The formula for determining the consumer’s tax burden with “E” representing elasticity is as follows:

  • E (supply) / (E (demand)) + E (supply)

The formula for determining the producer or supplier’s tax burden with “E” representing elasticity is as follows:

E (demand) / (E (demand) + E (supply))

Incidence of Tax

The incidence of tax refers to the ultimate economic burden or impact of a tax, determining who bears the actual cost of the tax. In any tax system, there are two main concepts related to tax incidence:

  1. Legal Incidence:

Legal incidence refers to the entity or individual legally responsible for remitting the tax to the government. This is the party identified by tax laws as being liable to pay the tax.

  1. Economic Incidence:

Economic incidence refers to the actual burden of the tax, indicating who ultimately bears the cost of the tax in economic terms. This may or may not be the same as the legally designated taxpayer.

Tax Incidence Examples:

  1. Direct Taxes:
    • Legal Incidence: For direct taxes like income tax, the legal incidence usually falls on individuals or entities with specific types of income.
    • Economic Incidence: The economic incidence depends on factors like the elasticity of demand for the taxed goods or services. For example, if a business faces a highly elastic demand for its products, it may pass on the tax burden to consumers in the form of higher prices, thus shifting the economic incidence to consumers.
  2. Indirect Taxes:
    • Legal Incidence: For indirect taxes like the Goods and Services Tax (GST), the legal incidence is on the businesses involved in the production and distribution of goods and services.
    • Economic Incidence: The economic incidence can vary. In some cases, businesses may pass on the tax burden to consumers through higher prices. However, businesses may absorb the tax if the market conditions are competitive and demand is sensitive to price changes.
  3. Corporate Taxes:
    • Legal Incidence: Corporations are legally responsible for paying corporate income taxes.
    • Economic Incidence: The economic incidence can be distributed among various stakeholders, including shareholders (in the form of reduced dividends or stock value), employees (in the form of lower wages), and consumers (in the form of higher prices).

Factors Influencing Tax Incidence:

  • Elasticity of Demand:

In markets with inelastic demand, businesses are more likely to pass on the tax burden to consumers through higher prices. In contrast, in markets with elastic demand, businesses may absorb the tax to remain competitive.

  • Elasticity of Supply:

In markets where the supply of goods or services is elastic, producers can more easily adjust production levels in response to changes in taxes without significant impact on prices.

  • Market Structure:

The degree of competition in a market influences the ability of businesses to pass on the tax burden.

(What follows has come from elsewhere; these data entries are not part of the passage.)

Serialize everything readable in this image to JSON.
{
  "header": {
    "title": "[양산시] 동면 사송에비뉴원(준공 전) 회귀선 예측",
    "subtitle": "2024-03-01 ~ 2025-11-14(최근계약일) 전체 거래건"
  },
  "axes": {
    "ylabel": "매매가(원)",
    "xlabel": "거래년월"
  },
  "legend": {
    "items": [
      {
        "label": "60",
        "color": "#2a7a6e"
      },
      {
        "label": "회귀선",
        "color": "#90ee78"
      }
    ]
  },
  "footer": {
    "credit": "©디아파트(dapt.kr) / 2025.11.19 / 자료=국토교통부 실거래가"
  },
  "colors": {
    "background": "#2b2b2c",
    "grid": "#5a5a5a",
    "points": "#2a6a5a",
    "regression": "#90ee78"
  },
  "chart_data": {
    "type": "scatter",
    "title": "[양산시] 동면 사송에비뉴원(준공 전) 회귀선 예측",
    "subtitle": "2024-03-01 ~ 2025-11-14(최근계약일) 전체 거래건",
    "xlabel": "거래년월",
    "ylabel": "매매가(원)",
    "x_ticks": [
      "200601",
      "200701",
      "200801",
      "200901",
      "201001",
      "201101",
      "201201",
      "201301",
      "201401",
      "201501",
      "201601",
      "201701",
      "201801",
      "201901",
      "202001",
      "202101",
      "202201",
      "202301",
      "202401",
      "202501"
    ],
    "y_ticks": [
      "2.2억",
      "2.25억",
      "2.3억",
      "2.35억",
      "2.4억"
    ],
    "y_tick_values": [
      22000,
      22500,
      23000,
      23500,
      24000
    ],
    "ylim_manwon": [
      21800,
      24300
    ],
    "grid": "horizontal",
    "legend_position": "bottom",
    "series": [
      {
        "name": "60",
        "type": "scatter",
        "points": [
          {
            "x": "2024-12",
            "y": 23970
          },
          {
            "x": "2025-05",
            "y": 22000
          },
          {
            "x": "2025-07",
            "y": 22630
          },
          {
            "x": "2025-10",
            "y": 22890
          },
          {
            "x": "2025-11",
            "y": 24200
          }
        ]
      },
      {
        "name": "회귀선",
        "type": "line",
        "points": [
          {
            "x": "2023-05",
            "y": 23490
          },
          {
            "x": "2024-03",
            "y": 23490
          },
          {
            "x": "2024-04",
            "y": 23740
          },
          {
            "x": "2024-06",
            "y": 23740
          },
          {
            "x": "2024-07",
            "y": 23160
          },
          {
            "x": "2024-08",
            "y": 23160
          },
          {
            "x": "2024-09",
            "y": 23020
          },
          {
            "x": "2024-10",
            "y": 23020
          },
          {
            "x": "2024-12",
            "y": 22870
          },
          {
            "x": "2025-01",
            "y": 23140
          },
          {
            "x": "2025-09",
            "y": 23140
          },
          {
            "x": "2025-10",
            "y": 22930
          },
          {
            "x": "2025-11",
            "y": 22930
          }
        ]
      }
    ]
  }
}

In competitive markets, businesses may have limited pricing power, affecting their ability to shift the tax burden to consumers.

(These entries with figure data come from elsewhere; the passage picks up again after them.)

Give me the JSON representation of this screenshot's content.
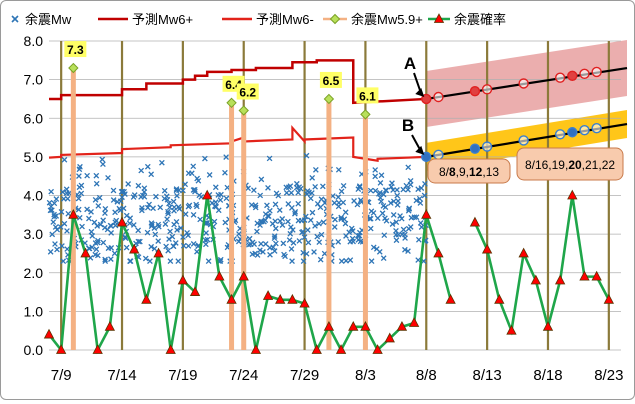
{
  "chart_data": {
    "type": "line",
    "title": "",
    "xlabel": "",
    "ylabel": "",
    "ylim": [
      0,
      8
    ],
    "yticks": [
      "0.0",
      "1.0",
      "2.0",
      "3.0",
      "4.0",
      "5.0",
      "6.0",
      "7.0",
      "8.0"
    ],
    "xlim": [
      "7/8",
      "8/24"
    ],
    "xticks": [
      "7/9",
      "7/14",
      "7/19",
      "7/24",
      "7/29",
      "8/3",
      "8/8",
      "8/13",
      "8/18",
      "8/23"
    ],
    "grid": "horizontal",
    "legend_position": "top",
    "legend": [
      "余震Mw",
      "予測Mw6+",
      "予測Mw6-",
      "余震Mw5.9+",
      "余震確率"
    ],
    "colors": {
      "aftershock": "#2e75b6",
      "pred_high": "#c00000",
      "pred_low": "#e2231a",
      "big_aftershock": "#9acd32",
      "probability": "#1fa64a",
      "prob_marker": "#ff0000",
      "highlight_bar": "#f4b183",
      "week_line": "#8b7a3a",
      "band_a": "#e8a0a0",
      "band_b": "#ffc000"
    },
    "series": [
      {
        "name": "予測Mw6+",
        "x": [
          "7/8",
          "7/9",
          "7/9",
          "7/14",
          "7/14",
          "7/16",
          "7/16",
          "7/19",
          "7/19",
          "7/20",
          "7/20",
          "7/21",
          "7/21",
          "7/23",
          "7/23",
          "7/25",
          "7/25",
          "7/28",
          "7/28",
          "7/30",
          "7/30",
          "8/2",
          "8/2",
          "8/8"
        ],
        "values": [
          6.5,
          6.5,
          6.6,
          6.6,
          6.75,
          6.75,
          6.9,
          6.9,
          7.0,
          7.0,
          7.1,
          7.1,
          7.2,
          7.2,
          7.25,
          7.25,
          7.3,
          7.3,
          7.45,
          7.45,
          7.5,
          7.5,
          6.4,
          6.5
        ]
      },
      {
        "name": "予測Mw6-",
        "x": [
          "7/8",
          "7/9",
          "7/9",
          "7/14",
          "7/14",
          "7/18",
          "7/18",
          "7/23",
          "7/23",
          "7/24",
          "7/24",
          "7/28",
          "7/28",
          "7/29",
          "7/29",
          "8/2",
          "8/2",
          "8/4",
          "8/4",
          "8/8"
        ],
        "values": [
          4.98,
          5.0,
          5.05,
          5.1,
          5.2,
          5.25,
          5.3,
          5.35,
          5.4,
          5.5,
          5.4,
          5.45,
          5.75,
          5.4,
          5.45,
          5.5,
          5.0,
          4.9,
          4.95,
          5.0
        ]
      },
      {
        "name": "余震Mw5.9+",
        "x": [
          "7/10",
          "7/23",
          "7/24",
          "7/31",
          "8/3"
        ],
        "values": [
          7.3,
          6.4,
          6.2,
          6.5,
          6.1
        ],
        "data_labels": [
          "7.3",
          "6.4",
          "6.2",
          "6.5",
          "6.1"
        ]
      },
      {
        "name": "余震確率",
        "x": [
          "7/8",
          "7/9",
          "7/10",
          "7/11",
          "7/12",
          "7/13",
          "7/14",
          "7/15",
          "7/16",
          "7/17",
          "7/18",
          "7/19",
          "7/20",
          "7/21",
          "7/22",
          "7/23",
          "7/24",
          "7/25",
          "7/26",
          "7/27",
          "7/28",
          "7/29",
          "7/30",
          "7/31",
          "8/1",
          "8/2",
          "8/3",
          "8/4",
          "8/5",
          "8/6",
          "8/7",
          "8/8",
          "8/9",
          "8/10",
          "8/11",
          "8/12",
          "8/13",
          "8/14",
          "8/15",
          "8/16",
          "8/17",
          "8/18",
          "8/19",
          "8/20",
          "8/21",
          "8/22",
          "8/23"
        ],
        "values": [
          0.4,
          0.0,
          3.5,
          2.5,
          0.0,
          0.6,
          3.3,
          2.6,
          1.3,
          2.5,
          0.0,
          1.8,
          1.5,
          4.0,
          1.9,
          1.3,
          1.9,
          0.0,
          1.4,
          1.3,
          1.3,
          1.2,
          0.0,
          0.6,
          0.0,
          0.6,
          0.6,
          0.0,
          0.3,
          0.6,
          0.7,
          3.5,
          2.5,
          1.3,
          null,
          3.3,
          2.6,
          1.3,
          0.5,
          2.5,
          1.8,
          0.6,
          1.8,
          4.0,
          1.9,
          1.9,
          1.3
        ],
        "pending_from": "8/11"
      }
    ],
    "scatter_summary": {
      "name": "余震Mw",
      "x_range": [
        "7/8",
        "8/8"
      ],
      "y_range": [
        2.3,
        5.7
      ],
      "center": 3.5,
      "points_per_day": 18
    },
    "forecast": {
      "A": {
        "label": "A",
        "x": [
          "8/8",
          "8/24"
        ],
        "values": [
          6.5,
          7.3
        ],
        "markers_x": [
          "8/9",
          "8/12",
          "8/13",
          "8/16",
          "8/19",
          "8/20",
          "8/21",
          "8/22"
        ],
        "highlight_x": [
          "8/8",
          "8/12",
          "8/20"
        ]
      },
      "B": {
        "label": "B",
        "x": [
          "8/8",
          "8/24"
        ],
        "values": [
          5.0,
          5.85
        ],
        "markers_x": [
          "8/9",
          "8/12",
          "8/13",
          "8/16",
          "8/19",
          "8/20",
          "8/21",
          "8/22"
        ],
        "highlight_x": [
          "8/8",
          "8/12",
          "8/20"
        ]
      }
    },
    "callouts": [
      {
        "parts": [
          {
            "t": "8/",
            "b": false
          },
          {
            "t": "8",
            "b": true
          },
          {
            "t": ",9,",
            "b": false
          },
          {
            "t": "12",
            "b": true
          },
          {
            "t": ",13",
            "b": false
          }
        ]
      },
      {
        "parts": [
          {
            "t": "8/16,19,",
            "b": false
          },
          {
            "t": "20",
            "b": true
          },
          {
            "t": ",21,22",
            "b": false
          }
        ]
      }
    ]
  }
}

  • Ability to Substitute:

If consumers can easily substitute one product for another, businesses may find it challenging to pass on the tax burden, as consumers can switch to alternatives with lower prices.

  • Bargaining Power:

The relative bargaining power of different economic agents, such as employers and employees or buyers and sellers, can influence how the economic burden of taxes is distributed.